Hi,

Op 29/05/2017 om 14:53 schreef Jason H:
>> Sent: Thursday, May 25, 2017 at 7:03 PM
>> From: "André Somers" <[email protected]>
>> To: "Christoph Feck" <[email protected]>
>> Cc: [email protected]
>> Subject: Re: [Development] QList
>>
>> Hi,
>>
>> On 25 May 2017, at 18:40, Christoph Feck <[email protected]> wrote:
>>
>>>> On 25.05.2017 13:53, André Somers wrote:
>>>> Op 25/05/2017 om 12:38 schreef Konstantin Tokarev:
>>>>> Other problem, that IMO is more serious, is that Qt *requires* user to 
>>>>> use QList,
>>>>> by returning or taking it as and argument in various places. That's 
>>>>> almost only
>>>>> reason why I use QList in my code[*].
>>>>>
>>>>> If Qt 6 APIs are changed from QList to QVector, lots of user code dealing 
>>>>> with
>>>>> this APIs will break, unless QList will become an alias of QVector.
>>>>>
>>>>> [*] And, fwiw, almost only reason I use QString, but that's off-topic here
>>>>>
>>>> I think you bring up a good point there. Would not the best way out be
>>>> to fix exactly this problem? If these functions would not return a
>>>> container, but some type of view into such a container, that would leave
>>>> users free to choose the type of container they need for their job
>>>> instead of being forced into the direction Qt choose for its API. A view
>>>> might take the form of a pair of iterators, a range, or perhaps even
>>>> some specialized class that basicaly wraps a pair or iterators and that
>>>> provides convenience functions to/from the Qt containers.

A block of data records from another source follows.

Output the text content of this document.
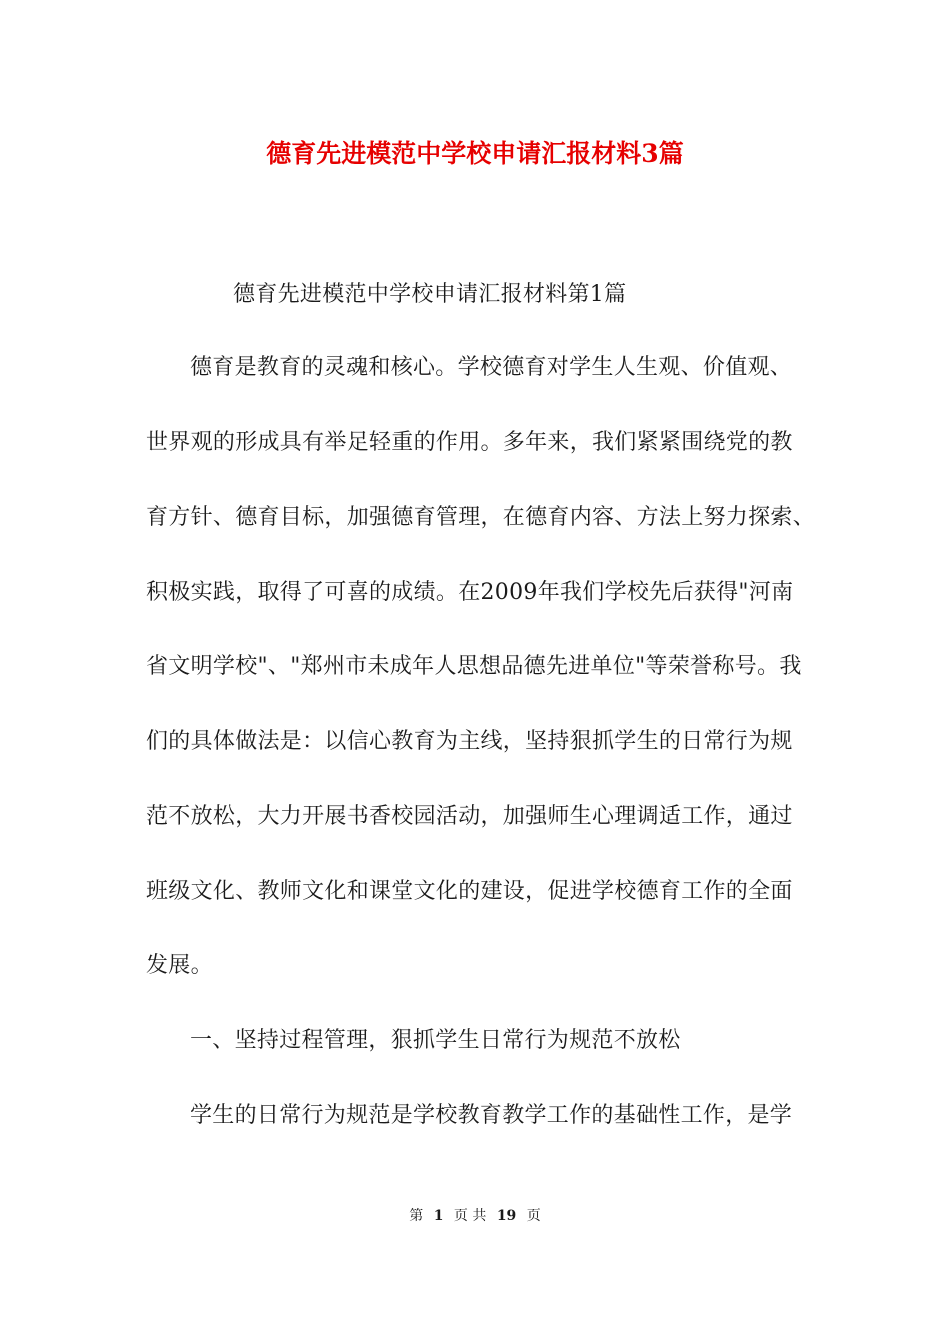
德育先进模范中学校申请汇报材料3篇
德育先进模范中学校申请汇报材料第1篇
德育是教育的灵魂和核心。学校德育对学生人生观、价值观、
世界观的形成具有举足轻重的作用。多年来，我们紧紧围绕党的教
育方针、德育目标，加强德育管理，在德育内容、方法上努力探索、
积极实践，取得了可喜的成绩。在2009年我们学校先后获得"河南
省文明学校"、"郑州市未成年人思想品德先进单位"等荣誉称号。我
们的具体做法是：以信心教育为主线，坚持狠抓学生的日常行为规
范不放松，大力开展书香校园活动，加强师生心理调适工作，通过
班级文化、教师文化和课堂文化的建设，促进学校德育工作的全面
发展。
一、坚持过程管理，狠抓学生日常行为规范不放松
学生的日常行为规范是学校教育教学工作的基础性工作，是学
第 1 页 共 19 页
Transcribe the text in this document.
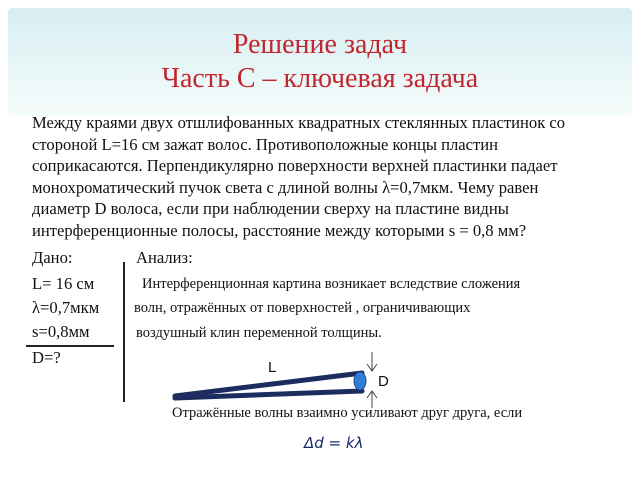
Решение задач
Часть С – ключевая задача
Между краями двух отшлифованных квадратных стеклянных пластинок со
стороной L=16 см зажат волос. Противоположные концы пластин
соприкасаются. Перпендикулярно поверхности верхней пластинки падает
монохроматический пучок света с длиной волны λ=0,7мкм. Чему равен
диаметр D волоса, если при наблюдении сверху на пластине видны
интерференционные полосы, расстояние между которыми s = 0,8 мм?
Дано:	Анализ:
L= 16 см
λ=0,7мкм
s=0,8мм
D=?
Интерференционная картина возникает вследствие сложения
волн, отражённых от поверхностей , ограничивающих
воздушный клин переменной толщины.
Отражённые волны взаимно усиливают друг друга, если
L
D
Δd = kλ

>>> If you only return a view to the container, then if the container is 
>>> modified, the return value is no longer valid. Returning a full container 
>>> (referenced, with copy-on-write semantics) will not have this problem.
>> Sure, but do you always or even most of the time need that feature? If not, 
>> why always pay for it? And it would be easy to turn it into a container when 
>> needed, but then you can choose the most appropriate for your task instead 
>> of always getting a QList (now) or a QVector (Qt6?)
>
>
>
> I wonder how gsl::span plays into this. I just learned about span, quick 
> seems to be wet we need here?
>
Not at all, I think. gsl::span is "a non-owning range of contiguous
memory" according to
https://www.quora.com/What-is-the-span-T-in-the-CppCoreGuidelines. As
QList does not obey that definition, it would rule out being a view into
QList (or its successor with the same semantics) already.